Co-operative Bank of Kenya Announces Half Year Results

The Co-operative Bank of Kenya Limited announced results for the half year 2015 results with the following highlights:
- Net interest income inched up 18.6 percent from KES 9.93bn in 2014 to KES 11.77bn in 2015 driven by stronger loan book growth.
- Non-interest income declined by 4.3 percent from KES 6.24bn in 2014 to KES 5.97bn in 2015. This was driven by a 4.6 percent decline in fees and commission. In 2014, the high growth in fees and commission was pushed up by a one off increase in card issuance income. Forex income and dividend income recorded a 9.7 percent and 28.3 percent increase respectively.
- Total operating income grew by 9.7 percent to KES 17.74bn in 2015. This was attributed to growth in alternative banking channels such as agency and mobile banking. The alternative banking channels currently processes over 65.0 percent transactions.

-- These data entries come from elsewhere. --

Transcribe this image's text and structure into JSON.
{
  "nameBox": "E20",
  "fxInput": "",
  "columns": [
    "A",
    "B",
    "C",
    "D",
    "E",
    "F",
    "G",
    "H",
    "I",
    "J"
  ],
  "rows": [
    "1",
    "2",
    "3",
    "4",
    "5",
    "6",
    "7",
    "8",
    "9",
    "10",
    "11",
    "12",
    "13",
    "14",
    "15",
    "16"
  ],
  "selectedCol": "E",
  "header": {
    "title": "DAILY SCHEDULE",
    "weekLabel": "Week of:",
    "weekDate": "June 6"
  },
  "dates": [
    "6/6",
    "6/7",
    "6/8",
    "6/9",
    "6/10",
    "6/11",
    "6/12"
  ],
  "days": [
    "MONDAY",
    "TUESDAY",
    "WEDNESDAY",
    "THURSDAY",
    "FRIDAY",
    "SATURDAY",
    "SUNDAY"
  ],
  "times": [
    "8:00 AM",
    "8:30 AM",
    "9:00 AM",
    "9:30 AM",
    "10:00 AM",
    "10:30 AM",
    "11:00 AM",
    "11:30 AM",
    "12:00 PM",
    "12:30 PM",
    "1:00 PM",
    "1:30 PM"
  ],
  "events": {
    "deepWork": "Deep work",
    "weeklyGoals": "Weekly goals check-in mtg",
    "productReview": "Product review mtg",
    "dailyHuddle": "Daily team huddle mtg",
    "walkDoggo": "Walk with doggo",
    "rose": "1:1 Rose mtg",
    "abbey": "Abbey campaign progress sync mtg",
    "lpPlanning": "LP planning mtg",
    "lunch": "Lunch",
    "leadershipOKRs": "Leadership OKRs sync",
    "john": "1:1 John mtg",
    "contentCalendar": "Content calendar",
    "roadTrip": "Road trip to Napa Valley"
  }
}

- Loan loss provisions increased by 66.7 percent from KES 400.04mn in 2014 to KES 667.00mn in 2015 while nonperforming loans (NPL) ratio slightly declined by 2.7 percent from 3.7 percent in 2014 to 3.8 percent in 2015.
- Operating expenses declined by 4.0 percent from KES 9.44bn in 2014 to KES 9.06bn in 2015. This was attributed to a 4.3 percent decline in staff cost following a restructuring conducted in 2014 as well as freezing off on new recruitment.

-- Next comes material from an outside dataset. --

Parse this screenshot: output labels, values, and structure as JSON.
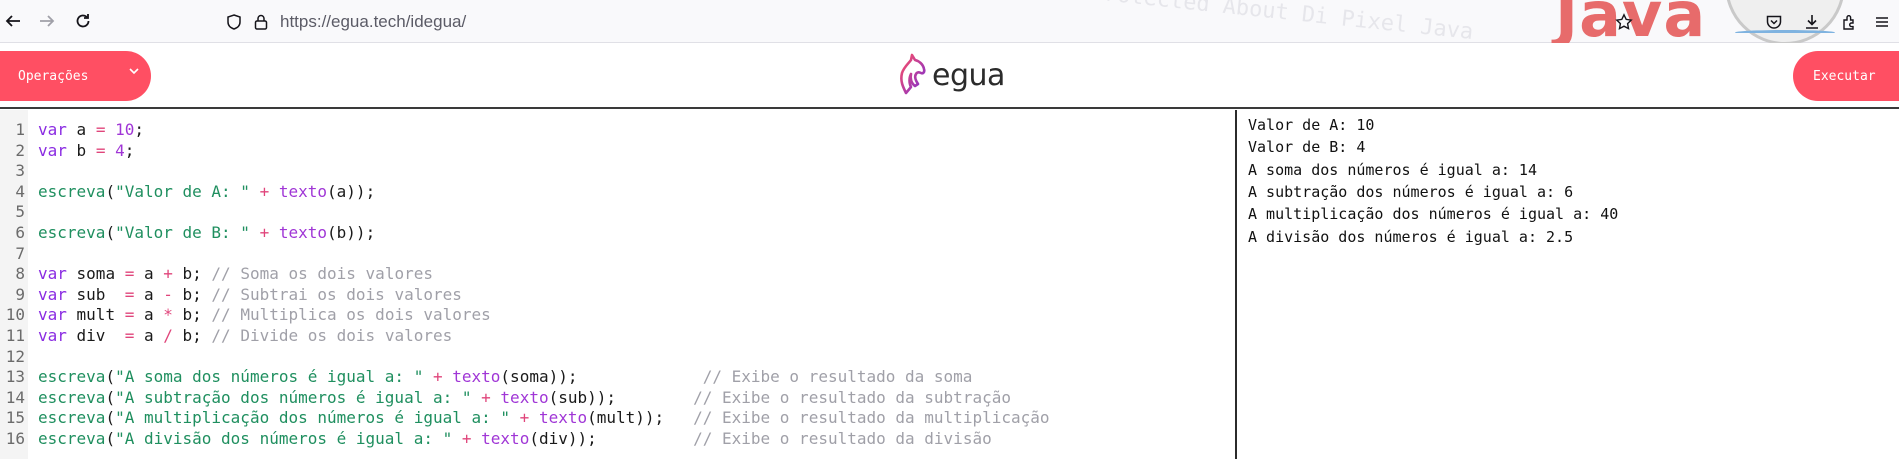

- The bank recorded a 29.6 percent growth in pretax income from KES 6.76bn in 2014 to KES 8.75bn in 2015. Net income grew by 32.3 percent to KES 6.24bn translating to an earnings per share of KES 1.28 in 2015.

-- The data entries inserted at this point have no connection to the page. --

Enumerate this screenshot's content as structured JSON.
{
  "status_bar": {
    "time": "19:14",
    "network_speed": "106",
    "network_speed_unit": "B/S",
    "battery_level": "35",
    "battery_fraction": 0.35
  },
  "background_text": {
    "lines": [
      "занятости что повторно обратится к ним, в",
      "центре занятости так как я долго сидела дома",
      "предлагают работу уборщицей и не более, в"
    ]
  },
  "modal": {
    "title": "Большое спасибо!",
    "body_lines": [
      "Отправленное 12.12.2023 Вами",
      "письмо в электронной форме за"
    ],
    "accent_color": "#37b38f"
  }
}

- Loans and advances to customers grew by 23.6 percent from KES 165.76bn to KES 204.84bn in 2015.
- Customer’s deposits grew by 24.6 percent from KES 199.24bn in 2014 to KES 248.35bn in 2015 while amount due to other banks increased by 6.7 percent to KES 4.41bnn in 2015.
- Borrowed funds went up by 37.6 percent from KES 13.58bn in 2014 to KES 18.68bn in 2015.
- Shareholders’ funds grew by 17.2 percent from KES 40.17bn in 2014 to KES 47.09bn in 2015.
Our view
We expect accelerated growth in non-interest income driven by increased use and efficiencies in the bank’s alternative channels such as agency banking, mobile banking and Bancassuarance.
Customer deposits are expected to maintain the fast growth, mainly from increased customer numbers and further integration and use of the mobile banking platform.
Going forward, we expect the bank to leverage on technology and innovation in optimizing operational efficiency.